Stocks and bonds pared losses after Giuliano Ferrara, editor of newspaper Il Foglio and a former Berlusconi spokesman, reported that the premier may step down within hours and push for early elections. Berlusconi denied he’s stepping down, Ansa said, citing comments from the premier.
Futures on the S&P 500 signaled the U.S. stocks gauge may extend last week’s 2.5 percent drop.
Italy’s 10-year bond yield traded 21 basis points higher at 6.58 percent, after climbing as much as 31 basis points. The extra yield investors demand to hold Italian 10-year bonds instead of German bunds, the euro region’s benchmark government securities, widened to as much as 491 basis points, or 4.91 percentage points, the most since the introduction of the euro in 1999, before trading at 474 basis points.
Allies Defected
Two Berlusconi allies defected to the opposition last week, and a third quit late yesterday. Six others called for Berlusconi to resign and seek a broader coalition in a letter to newspaper Corriere della Sera. More than a dozen more are ready to ditch the premier’s coalition, Repubblica daily reported yesterday, without citing anyone.
The yield on the Greek bond due in October 2022 rose 79 basis points, climbing for the sixth straight day, while the two-year note yield surged to a euro-era record. Papandreou and Antonis Samaras, head of the main opposition party, agreed to form a government to lead Greece “to elections immediately after the implementation of European Council decisions on Oct. 26,” according to an e-mail from the office of President Karolos Papoulias in Athens.

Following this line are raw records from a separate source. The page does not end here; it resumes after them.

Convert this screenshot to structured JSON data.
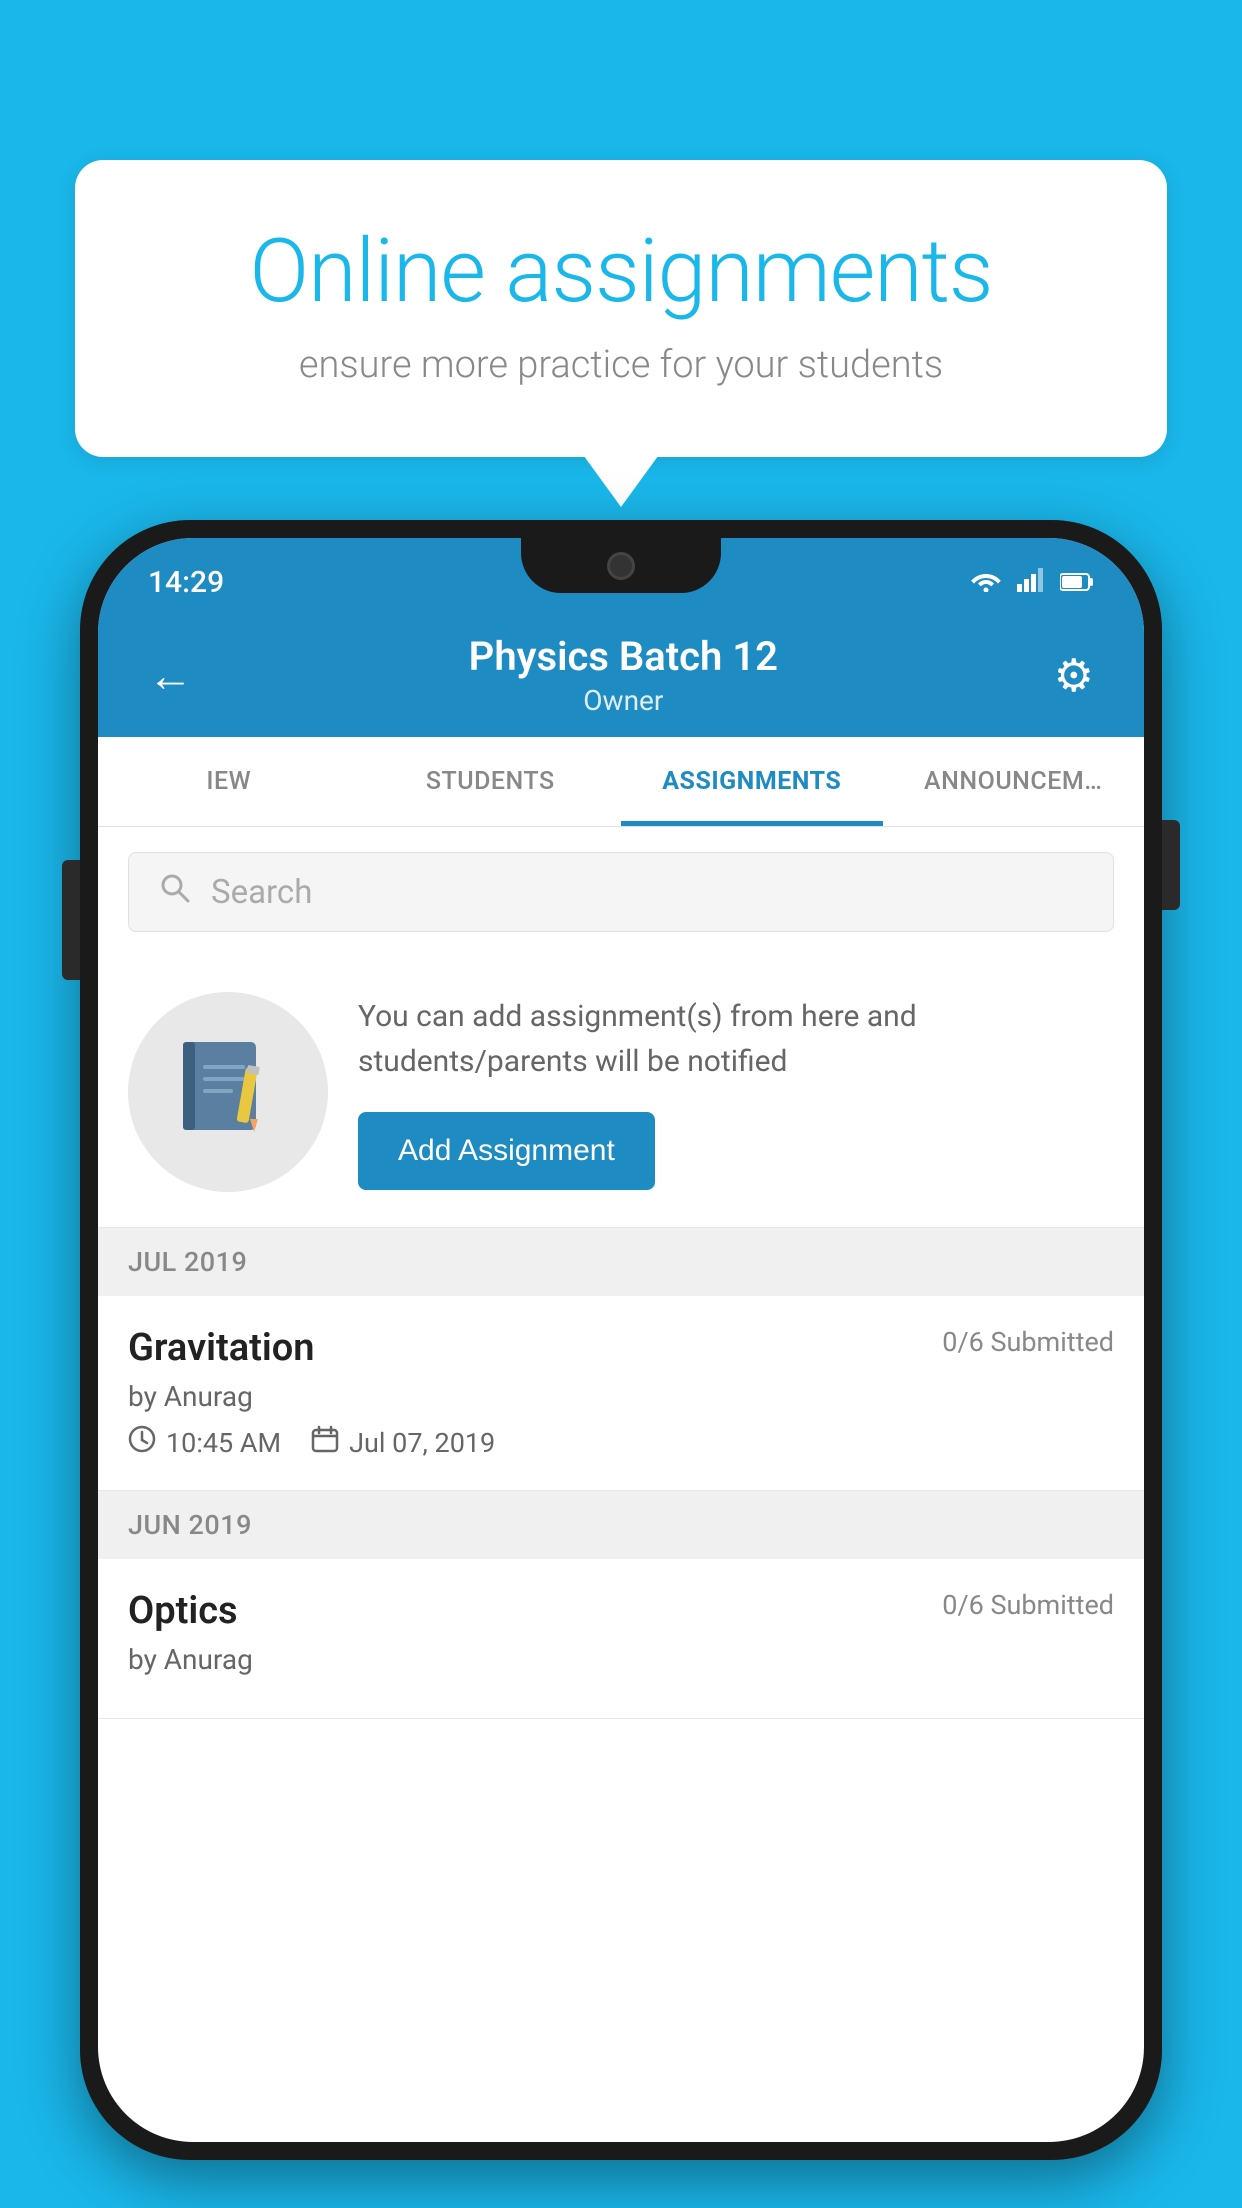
{
  "background": {
    "color": "#1ab7ea"
  },
  "speech_bubble": {
    "title": "Online assignments",
    "subtitle": "ensure more practice for your students"
  },
  "status_bar": {
    "time": "14:29",
    "wifi_icon": "wifi",
    "signal_icon": "signal",
    "battery_icon": "battery"
  },
  "header": {
    "title": "Physics Batch 12",
    "subtitle": "Owner",
    "back_label": "←",
    "settings_label": "⚙"
  },
  "tabs": [
    {
      "label": "IEW",
      "active": false
    },
    {
      "label": "STUDENTS",
      "active": false
    },
    {
      "label": "ASSIGNMENTS",
      "active": true
    },
    {
      "label": "ANNOUNCEM…",
      "active": false
    }
  ],
  "search": {
    "placeholder": "Search"
  },
  "promo": {
    "icon": "📓",
    "description": "You can add assignment(s) from here and students/parents will be notified",
    "button_label": "Add Assignment"
  },
  "sections": [
    {
      "label": "JUL 2019",
      "assignments": [
        {
          "name": "Gravitation",
          "submitted": "0/6 Submitted",
          "by": "by Anurag",
          "time": "10:45 AM",
          "date": "Jul 07, 2019"
        }
      ]
    },
    {
      "label": "JUN 2019",
      "assignments": [
        {
          "name": "Optics",
          "submitted": "0/6 Submitted",
          "by": "by Anurag",
          "time": "",
          "date": ""
        }
      ]
    }
  ]
}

The yield on the German bund declined two basis points, while the French 10-year yield rose nine basis points, driving the difference in yield between the two securities 11 basis points higher to 133, less than 10 basis points from the widest in the euro’s history. The cost of insuring European sovereign debt rose, with the Markit iTraxx SovX Western Europe Index of credit-default swaps on 15 governments climbing eight basis points to 331, the highest since Nov. 1.
Ready to Act
The euro weakened 0.4 percent versus the yen.
The Swiss franc slid 1.1 percent versus the 17-nation euro and the dollar. Policy makers remain ready to act in case the franc’s strength increases the risk of deflation and threatens the country’s economy, Swiss National Bank President Philipp Hildebrand told NZZ am Sonntag newspaper in an interview conducted Nov. 2 and published yesterday.
Gold jumped as much as 1.1 percent to $1,773.35 an ounce, the highest since Sept. 22. Lead, zinc, and nickel decreased at least 0.9 percent. German industrial production slipped 2.7 percent in September, more than the 0.9 percent decline predicted by 37 economists in a Bloomberg survey. Germany is the third-largest user of copper, after China and the U.S.
The MSCI Emerging Markets Index lost 0.4 percent. Hungary’s BUX slid 0.9 percent. The Shanghai Composite Index slipped 0.7 percent, and South Korea’s Kospi Index (KOSPI) decreased 0.5 percent. Markets in India, Turkey, Malaysia and the Philippines were closed for a holiday.